The number of people in Scotland dying from heart attack has fallen sharply over the last 20 years, but it’s estimated that 18% of men aged 65–74 and 32% of men aged 75 and over are living with ischaemic heart disease (heart attack or angina), while prevalence in women in these age groups stands at 9% and 20%, respectively.

A diagnosis of angina can have a significant impact on a patient’s level of functioning and quality of life, but a new updated guideline for the diagnosis and management of stable angina aims to improve diagnosis and treatment for patients.

Angina is chest pain caused by reduced blood flow to the heart muscles. It’s not usually life threatening, but it can be a warning sign that a patient could be at risk of a heart attack or stroke. Therefore, management of the condition is crucial to help save more lives.

In identifying and treating stable angina there are clear challenges for healthcare professionals:

  • correctly identifying patients that have chest pain related to cardiovascular disease (CAD) and distinguishing it from chest pain due to other causes
  • identifying and ensuring patients with CAD receive appropriate treatments
  • ensuring those patients with CAD undergoing non-cardiac surgery receive the correct treatments to protect their heart during surgery.
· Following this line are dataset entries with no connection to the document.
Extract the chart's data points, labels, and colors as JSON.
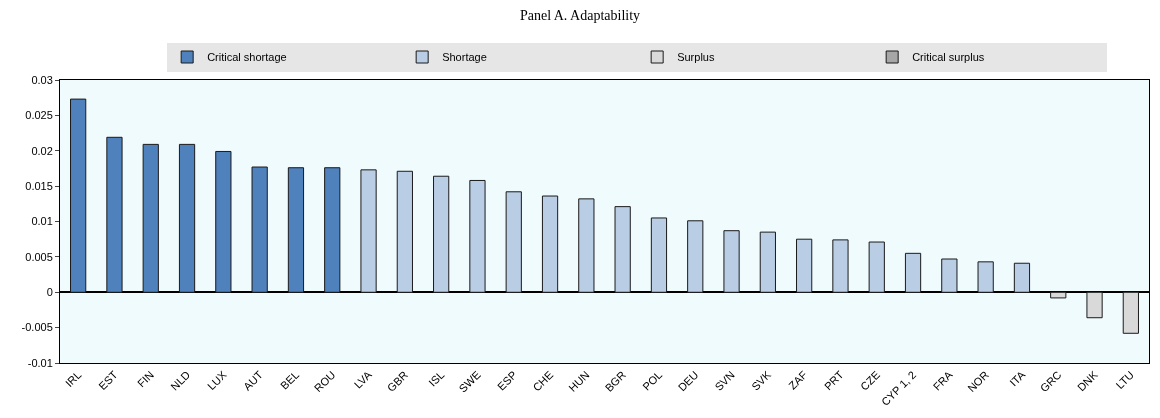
{
  "chart_data": {
    "type": "bar",
    "title": "Panel A. Adaptability",
    "categories": [
      "IRL",
      "EST",
      "FIN",
      "NLD",
      "LUX",
      "AUT",
      "BEL",
      "ROU",
      "LVA",
      "GBR",
      "ISL",
      "SWE",
      "ESP",
      "CHE",
      "HUN",
      "BGR",
      "POL",
      "DEU",
      "SVN",
      "SVK",
      "ZAF",
      "PRT",
      "CZE",
      "CYP 1, 2",
      "FRA",
      "NOR",
      "ITA",
      "GRC",
      "DNK",
      "LTU"
    ],
    "series": [
      {
        "name": "Critical shortage",
        "color": "#4f81bd",
        "values": [
          0.0273,
          0.0219,
          0.0209,
          0.0209,
          0.0199,
          0.0177,
          0.0176,
          0.0176,
          null,
          null,
          null,
          null,
          null,
          null,
          null,
          null,
          null,
          null,
          null,
          null,
          null,
          null,
          null,
          null,
          null,
          null,
          null,
          null,
          null,
          null
        ]
      },
      {
        "name": "Shortage",
        "color": "#b9cde5",
        "values": [
          null,
          null,
          null,
          null,
          null,
          null,
          null,
          null,
          0.0173,
          0.0171,
          0.0164,
          0.0158,
          0.0142,
          0.0136,
          0.0132,
          0.0121,
          0.0105,
          0.0101,
          0.0087,
          0.0085,
          0.0075,
          0.0074,
          0.0071,
          0.0055,
          0.0047,
          0.0043,
          0.0041,
          null,
          null,
          null
        ]
      },
      {
        "name": "Surplus",
        "color": "#d9d9d9",
        "values": [
          null,
          null,
          null,
          null,
          null,
          null,
          null,
          null,
          null,
          null,
          null,
          null,
          null,
          null,
          null,
          null,
          null,
          null,
          null,
          null,
          null,
          null,
          null,
          null,
          null,
          null,
          null,
          -0.0008,
          -0.0036,
          -0.0058
        ]
      },
      {
        "name": "Critical surplus",
        "color": "#a6a6a6",
        "values": [
          null,
          null,
          null,
          null,
          null,
          null,
          null,
          null,
          null,
          null,
          null,
          null,
          null,
          null,
          null,
          null,
          null,
          null,
          null,
          null,
          null,
          null,
          null,
          null,
          null,
          null,
          null,
          null,
          null,
          null
        ]
      }
    ],
    "ylim": [
      -0.01,
      0.03
    ],
    "yticks": [
      -0.01,
      -0.005,
      0,
      0.005,
      0.01,
      0.015,
      0.02,
      0.025,
      0.03
    ],
    "legend": "top"
  }
}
The updated guideline is produced by SIGN, a part of Healthcare Improvement Scotland which has been producing internationally-recognised clinical guidelines for 25 years. The guideline updates SIGN guideline 96 on management of stable angina which was published in 2007, and it reflects the most recent evidence, and covers crucial areas such as diagnosis and assessment, pharmacological management, interventional cardiology and cardiac surgery, as well as psychological health interventions.

The use of the guideline by clinicians is crucial to ensure that more lives are saved. For this reason, SIGN have issued electronic versions of the full guideline to all NHS boards, versions will be available as iPhone, iPad and Android apps, and, to help empower patients to play a role in their own care, patient versions of the guideline for adults, parents and carers and children, will be available later this year. Moreover, this guideline is one of six guidelines for coronary heart disease produced by SIGN, all of which are being updated over the course of 2016–2018.

As Chair of the group which worked to develop the guideline, I’m proud of this piece of work and would urge clinicians to make full use of the guideline to ensure that patients receive the best and most appropriate care to manage their condition and help people with stable angina live full and healthy lives.


Dr Cruden is a Consultant Cardiologist based in Edinburgh with expertise in percutaneous coronary intervention, transcatheter aortic valve implantation and cardiac devices. He is Clinical Director for Cardiac Services in NHS Lothian and chairs the guideline development group updating SIGN 96 (Management of Stable Angina).